A procession of thoughts struck me.

First, that mum, who gave me a big wave and smile to thank me for stopping, looked fresh and full of life. My baby had slept nine hours, through the night, but I hadn’t due to my back and neck. Those kids had a mum who was taking them for a walk at 10 in the morning, when I was so stiff I couldn’t even contemplate that.
The second was about my baby. I feel like he isn’t getting everything he deserves. His mama has very limited energy levels and soon, some of them must be expended on work. I have so many things I want to do with him.
The final, and epiphany level, thought was that I have been resting on my laurels. Yes, I have come a long way since I left full time work, on the brink of falling over. Yes, I cope phenomenally well. But I have only done what is relatively “easy”. Working three quarter time, eating healthily, exercising as best I can, seeing a physiotherapist – these are all easy. Yet I keep ignoring other things to try.
Why, when I feel so dreadful that I want to cry, do I not try meditating or going gluten free or exploring anything else to try?
It took years of fight or flight mode, doing too much, not eating well enough (and genetics) to get me into this mess. It may just take more effort to recover as much as possible.
It’s time to research all other things to try. I tried a very expensive naturopath, from which nothing happened, but I can tick that option off the list. I am currently trying D-Ribose and magnesium supplements. I am waiting to hear from my doctor about the results of a whole lot of blood tests he took last week. I am waiting to be referred to a rheumatologist.
I will keep researching. I will keep fighting on. For my boy. For myself.

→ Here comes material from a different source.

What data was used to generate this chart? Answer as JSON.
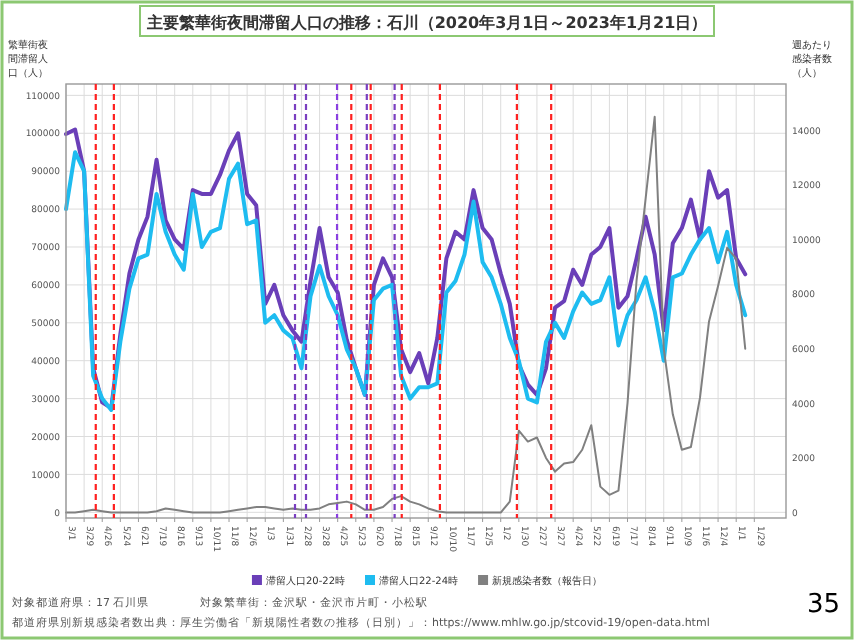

Success Where I Can Take It

My little guy has been rather hard for about six weeks now. First he had a virus, then his tummy was upset from the virus and he had lactose free formula for several weeks. During this time he began waking multiple times in the night. And most recently his sleeping habits during the day have deteriorated.

Last night, after another epic one hour battle to get to sleep, he had a 10pm dream feed and then didn’t wake again until 7am! I was so happy when I woke up!

This morning he was so happy and spent a good 10 minutes on his play mat alone. This is something that went out the window with his virus, independent time.

So I’m having a rather nice morning, leaving my boy to my parents so I can go to the Physio. I also got a coffee on my way – it is delicious.

Thankful for a nice morning after a hard period!